Surrounded by millions of words on paper, it’s important to note Williams’ role in creating the digital world (one that’s slowly turning books into artifacts).
These days, he thinks a lot about that role — the state of communication and how connected we are.
“We are more connected, but are we smarter? And are we wiser? And are good ideas always flourishing?” he asks. “That’s harder when there’s so much information.”
It’s the premise for his latest venture, Medium, a communication platform that taps into a growing desire for long-form content, analysis and a break from the Twitter blasts.
At its core, Medium is a blogging platform where people can share ideas. Users are restricted to one layout and font, which puts the focus on ideas and content, says Williams, who is Medium’s founder and CEO.
“If you remember MySpace, the obsession was about the design of your page,” Williams says. “We’ve taken a great care to create a writing environment that gives you just the tools you need in terms of formatting to focus on your words.”

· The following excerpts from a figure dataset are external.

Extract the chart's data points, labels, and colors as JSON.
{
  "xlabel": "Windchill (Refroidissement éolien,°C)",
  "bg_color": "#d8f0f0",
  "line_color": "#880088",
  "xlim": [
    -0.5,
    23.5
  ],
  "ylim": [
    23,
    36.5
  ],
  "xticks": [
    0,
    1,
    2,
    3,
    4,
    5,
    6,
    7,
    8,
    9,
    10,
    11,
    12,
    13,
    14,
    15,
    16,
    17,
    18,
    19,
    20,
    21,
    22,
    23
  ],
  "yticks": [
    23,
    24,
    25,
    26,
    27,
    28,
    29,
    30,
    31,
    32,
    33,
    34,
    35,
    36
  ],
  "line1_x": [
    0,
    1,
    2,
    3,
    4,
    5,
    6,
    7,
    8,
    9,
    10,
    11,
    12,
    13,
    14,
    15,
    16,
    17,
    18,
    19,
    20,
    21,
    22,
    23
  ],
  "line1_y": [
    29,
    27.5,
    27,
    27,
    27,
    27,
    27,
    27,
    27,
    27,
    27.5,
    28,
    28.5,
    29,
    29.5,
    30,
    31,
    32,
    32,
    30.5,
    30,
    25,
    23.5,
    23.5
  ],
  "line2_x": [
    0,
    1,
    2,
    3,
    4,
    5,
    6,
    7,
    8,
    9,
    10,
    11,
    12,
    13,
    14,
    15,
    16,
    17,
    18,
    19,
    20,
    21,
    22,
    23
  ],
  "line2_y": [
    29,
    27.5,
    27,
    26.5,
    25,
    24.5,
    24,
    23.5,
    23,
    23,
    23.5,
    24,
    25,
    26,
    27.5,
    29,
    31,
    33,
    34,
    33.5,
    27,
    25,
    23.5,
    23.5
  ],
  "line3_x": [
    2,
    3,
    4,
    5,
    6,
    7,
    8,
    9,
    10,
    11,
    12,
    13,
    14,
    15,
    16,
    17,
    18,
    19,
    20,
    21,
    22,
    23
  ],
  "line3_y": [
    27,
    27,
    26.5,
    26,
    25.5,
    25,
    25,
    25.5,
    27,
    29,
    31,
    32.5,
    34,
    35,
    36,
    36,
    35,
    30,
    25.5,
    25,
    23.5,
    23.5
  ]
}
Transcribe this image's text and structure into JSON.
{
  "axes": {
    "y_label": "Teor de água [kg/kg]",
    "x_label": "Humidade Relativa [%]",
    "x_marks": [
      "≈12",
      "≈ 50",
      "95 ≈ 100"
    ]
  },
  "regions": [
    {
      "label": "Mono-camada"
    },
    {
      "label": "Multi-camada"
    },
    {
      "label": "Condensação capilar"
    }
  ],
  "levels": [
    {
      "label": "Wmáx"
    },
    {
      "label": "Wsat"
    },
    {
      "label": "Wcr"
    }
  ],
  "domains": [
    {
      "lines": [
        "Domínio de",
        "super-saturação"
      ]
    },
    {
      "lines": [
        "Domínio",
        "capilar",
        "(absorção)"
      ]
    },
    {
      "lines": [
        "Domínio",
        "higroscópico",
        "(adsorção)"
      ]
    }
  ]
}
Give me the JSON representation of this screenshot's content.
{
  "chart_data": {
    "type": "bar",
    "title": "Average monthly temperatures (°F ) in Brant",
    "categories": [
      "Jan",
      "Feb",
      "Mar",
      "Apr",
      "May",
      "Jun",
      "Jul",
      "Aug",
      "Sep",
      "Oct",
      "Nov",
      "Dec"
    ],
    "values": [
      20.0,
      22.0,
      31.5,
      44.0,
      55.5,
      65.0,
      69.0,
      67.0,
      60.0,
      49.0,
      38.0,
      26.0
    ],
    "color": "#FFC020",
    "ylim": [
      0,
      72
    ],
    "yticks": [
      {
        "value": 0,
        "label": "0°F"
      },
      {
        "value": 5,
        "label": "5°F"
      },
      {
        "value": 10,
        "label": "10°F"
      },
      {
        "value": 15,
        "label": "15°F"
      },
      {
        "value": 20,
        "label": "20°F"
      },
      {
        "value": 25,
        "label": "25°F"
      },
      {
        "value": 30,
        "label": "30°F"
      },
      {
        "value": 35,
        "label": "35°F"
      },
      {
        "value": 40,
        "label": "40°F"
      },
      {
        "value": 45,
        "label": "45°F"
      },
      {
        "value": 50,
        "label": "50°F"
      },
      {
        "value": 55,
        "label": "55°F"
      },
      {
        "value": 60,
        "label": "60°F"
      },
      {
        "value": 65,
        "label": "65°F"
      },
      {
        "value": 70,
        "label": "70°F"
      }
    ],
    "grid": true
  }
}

Medium is curated so users are introduced to specific content that might interest them. Medium lets you follow people in your network (i.e. Twitter and Facebook(FB, Tech30) friends), but it also widens the net, offering up content your friends recommend, the opportunity to follow popular tags, and a curated selection of top stories on the platform.
Medium raised $57 million in September, led by Silicon Valley venture firm Andreessen Horowitz, bringing its funding total to $82 million. The site has 85 employees and 25-30 million monthly visitors (although it won’t disclose active users or daily posts).
And its users are some heavy hitters: The Gates Foundation uses Medium to post updates on the latest charity work. The White House posted the State of the Union address on Medium ahead of the event. Google(GOOG) just started using the service to promote its “Ideas” blog.
It’s also become a platform for thought-provoking pieces. A former Twitter manager wrote about the company’s challenges with diversity. A Facebook cofounder called for more work-life balance in tech. An engineer wrote about what he learned after not drinking for two years. All of these posts went viral, raising awareness and sparking conversation (and more Medium posts).
In August, the New York Timespublished a story exposing Amazon’s aggressive workplace culture. Months later, Amazon(AMZN, Tech30) posted a scathing response, defending itself on Medium. The New York Times fought back not on its own pages, but on Medium.
“It’s a neutral ground in some ways because anyone can post on it,” Williams says. “In Medium, they can both [respond] and people can read both and interpret that however they see it. It’s much more of a conversation and an interaction than a standalone blog.”
Williams — and Medium — are clearly tapping into a deep-seated desire that people have to be heard — at length. Earlier this month, there were rumors that Twitter will soon allow people to use 10,000 characters.
“The Internet as a whole is all building off of what was there before,” he says. “Sometimes I describe the traditional news as what’s happened. Twitter is what’s happening and Medium is what really happened.”
Williams, a Nebraska native who grew up with a love of books, hopes Medium will continue to grow into itself and provide a platform that helps good ideas rise to the top — in the increasingly crowded digital arena he helped create.